L'essai s'est poursuivi de la même façon pendant une demi-heure. Obstacle en liberté : 
« il n'a aucun style, je ne vous mens pas » Travail à la longe : « il ne tourne pas bien à droite, je me demande s'il n'a pas mal au postérieur droit ». Pendant ce temps-là, le mari vaquait à ses occupations, mais on le devinait attentif. Il surveillait sa femme !
Sans doute en avait-il un peu assez que les vaches paient l'avoine des chevaux. Il y avait un acheteur, il fallait réussir une vente et récupérer quelques sous, même si ce n'était pas tout à fait l'opinion de son épouse. Je m' interroge encore sur ce qu'elle a pensé quand j'ai annoncé : «  Je le prends ! » Elle a eu l'air très étonné et a demandé à mon accompagnateur si le cheval serait bien chez nous…
Roman n'était pas débourré, elle tenait à l'éduquer elle-même tant elle redoutait que nous malmenions son chéri.
Il fallait le castrer. Elle voulut aussi que son vétérinaire s'en occupe «  à notre manière ». Elle se chargeait également du transport.

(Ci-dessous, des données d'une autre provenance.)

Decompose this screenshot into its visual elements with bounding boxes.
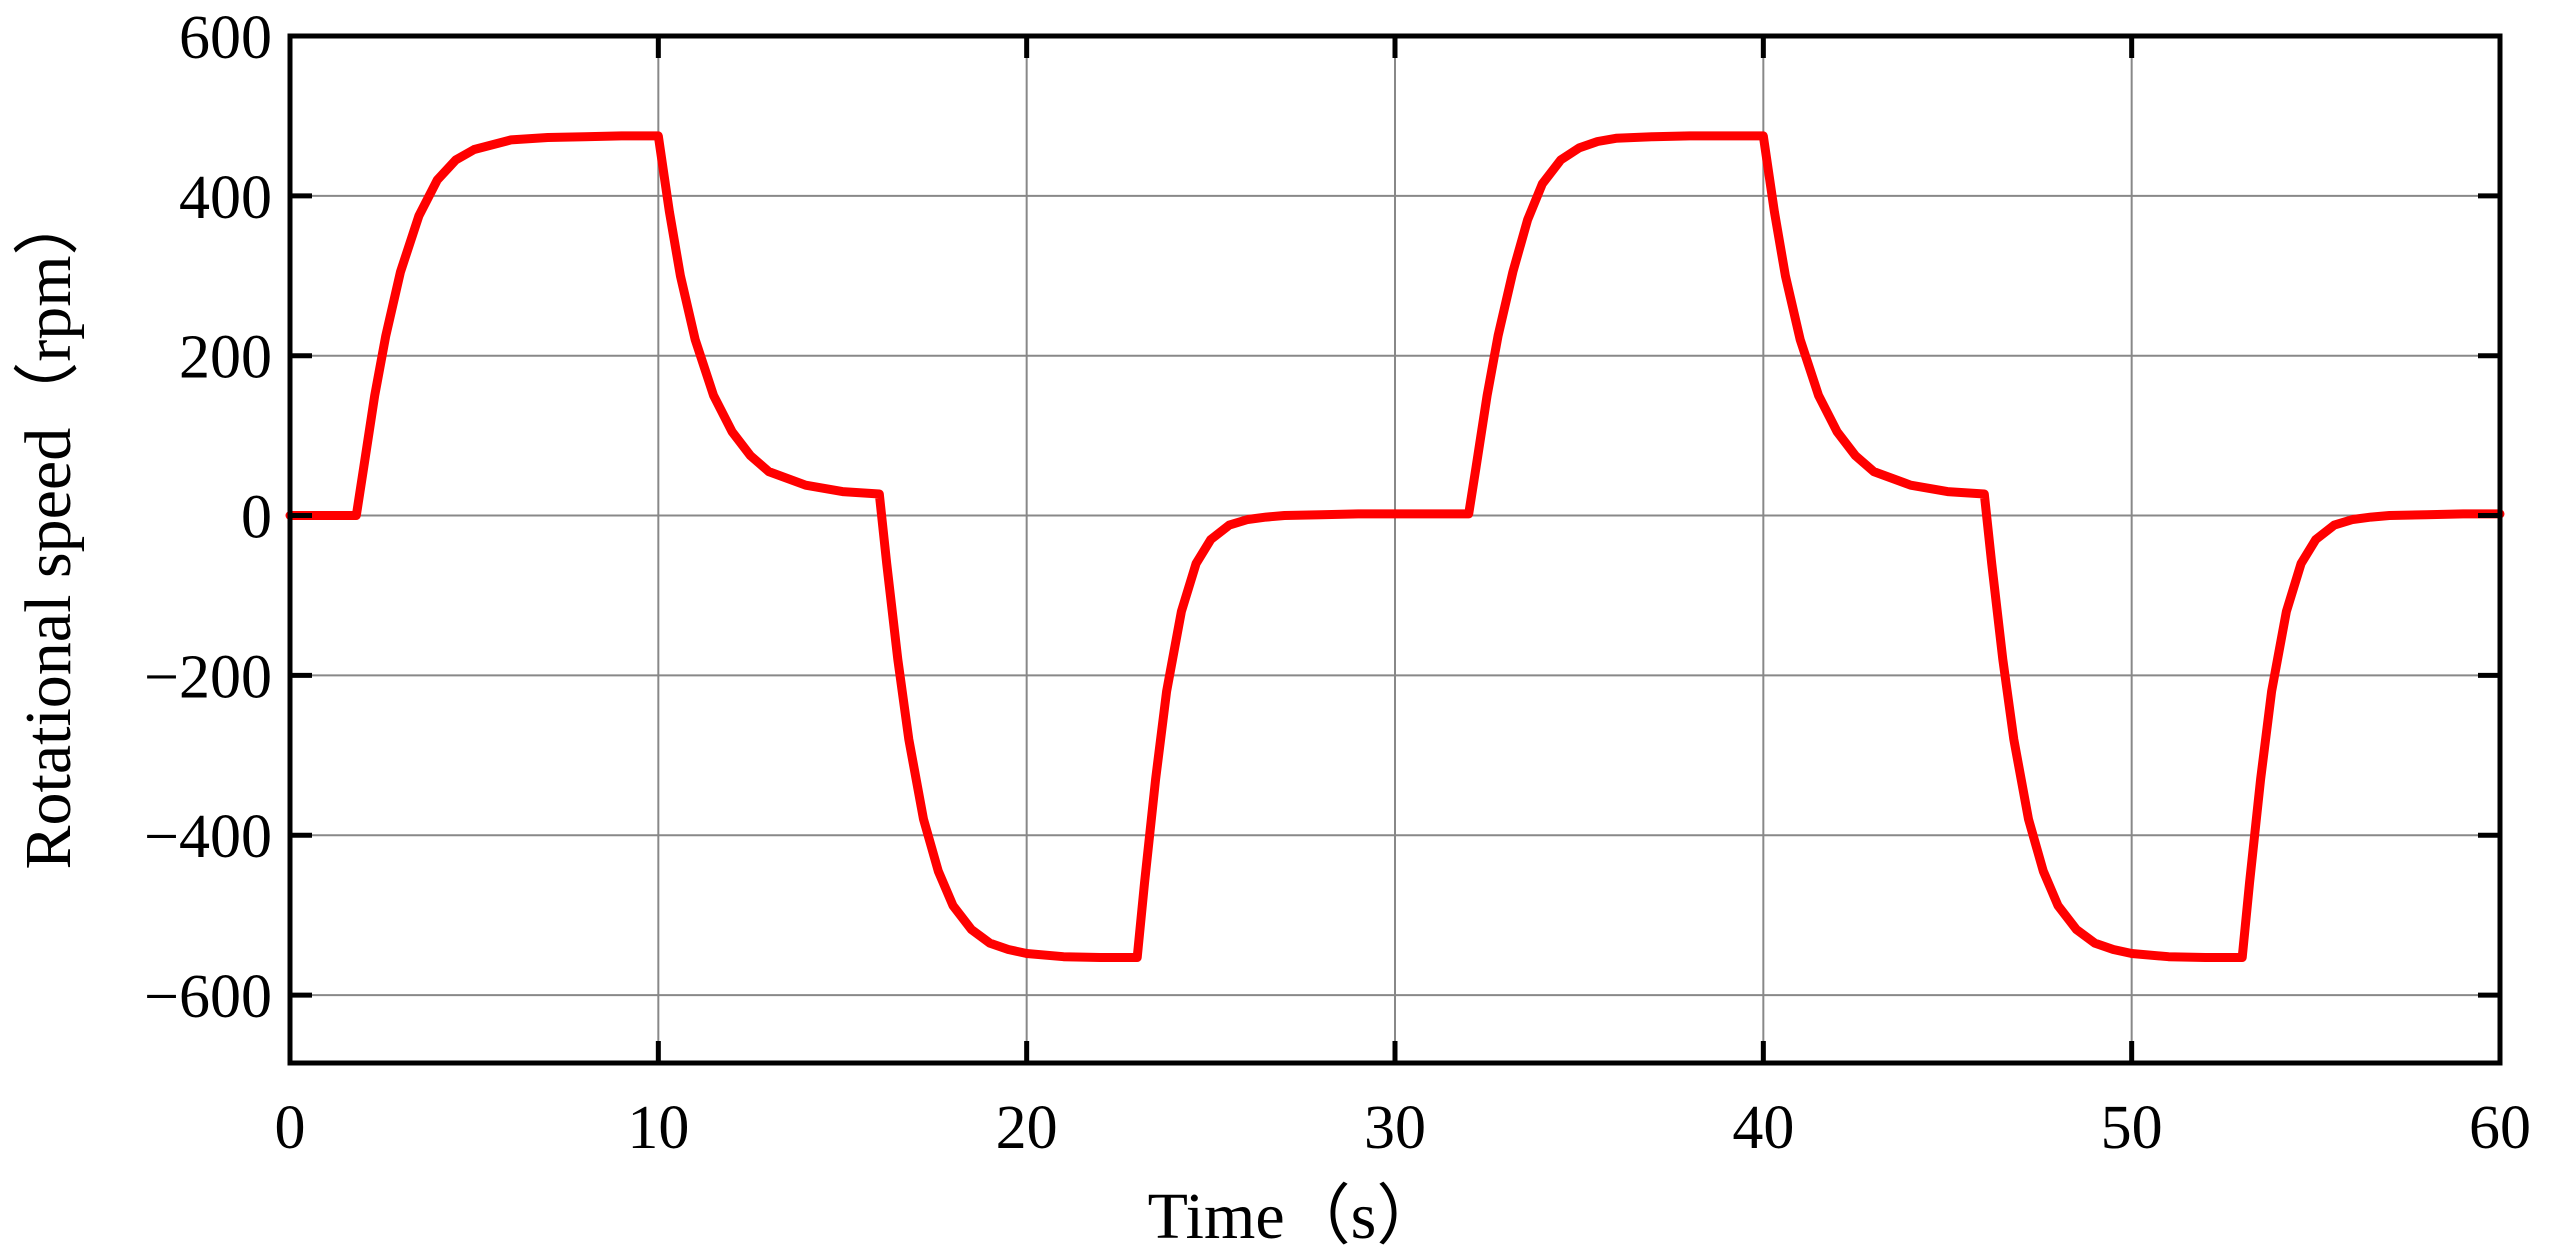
x-tick-label: 10 — [627, 1094, 689, 1162]
y-tick-label: −200 — [144, 643, 272, 711]
y-tick-label: 400 — [179, 164, 272, 232]
x-axis-title: Time（s） — [1148, 1180, 1443, 1253]
x-tick-label: 60 — [2469, 1094, 2531, 1162]
x-tick-label: 30 — [1364, 1094, 1426, 1162]
x-tick-labels: 0 10 20 30 40 50 60 — [275, 1094, 2532, 1162]
x-tick-label: 50 — [2101, 1094, 2163, 1162]
series-line — [285, 131, 2505, 962]
series-layer — [285, 131, 2505, 962]
axis-ticks — [287, 33, 2503, 1063]
x-tick-label: 0 — [275, 1094, 306, 1162]
y-axis-title: Rotational speed（rpm） — [12, 189, 85, 869]
y-tick-label: −600 — [144, 963, 272, 1031]
y-tick-label: 0 — [241, 484, 272, 552]
x-tick-label: 20 — [996, 1094, 1058, 1162]
grid-lines — [290, 36, 2500, 1063]
x-tick-label: 40 — [1732, 1094, 1794, 1162]
y-tick-labels: 600 400 200 0 −200 −400 −600 — [144, 4, 272, 1031]
y-tick-label: 200 — [179, 324, 272, 392]
y-tick-label: −400 — [144, 803, 272, 871]
y-tick-label: 600 — [179, 4, 272, 72]
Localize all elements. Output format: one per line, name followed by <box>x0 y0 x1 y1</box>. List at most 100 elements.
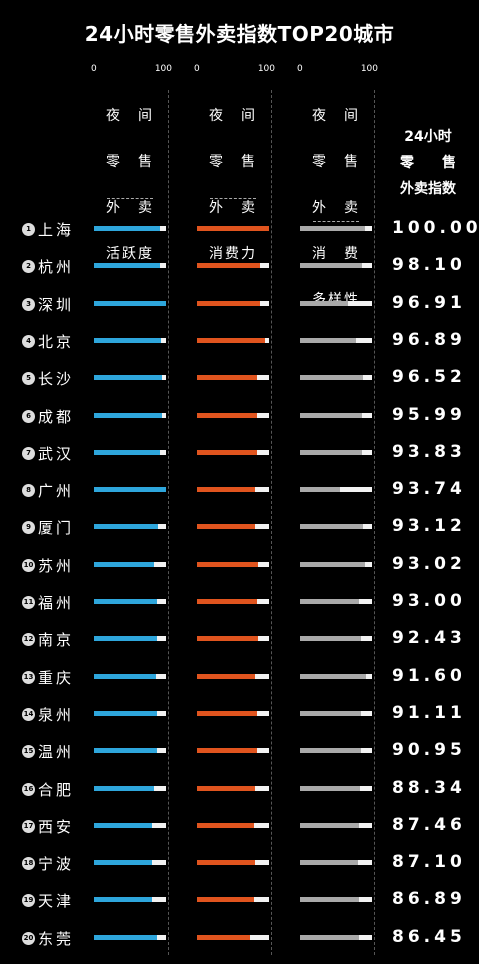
bar-activity <box>94 375 163 381</box>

Le tout après que nous nous soyons accordés sur le prix, ce qui entrainait un total de manque à gagner de 400€ au moins ! On devine la tête de l'époux .
Vraiment l'achat le plus particulier de ma carrière !
Un mois plus tard, Roman est arrivé au Bois du Roi, débourré, castré et… têtu !
Il lui arrivait de se montrer obstiné comme personne. Un jour, monté par Marie Lonay, il refusa pendant 45' de descendre la toute petite butte qu'on appelait « le tombeau du dinosaure »
Une autre fois, malgré toute ma détermination, il fut absolument impossible de traverser un ruisseau et une nombreuse colonne dut accomplir un détour. Heureusement, grâce à la patience et au travail cette agaçante disposition s'atténua et finit par disparaître, comme souvent avec les chevaux.
Marie Lonay s'occupait beaucoup de Roman. Elle le montait en dressage et ce n'était pas mal du tout.
On lui apprit à sauter. Il ne provoquait pas de difficultés avec les novices. En somme, il devint un très bon cheval d'école, rôle qu'il tient maintenant depuis onze ans.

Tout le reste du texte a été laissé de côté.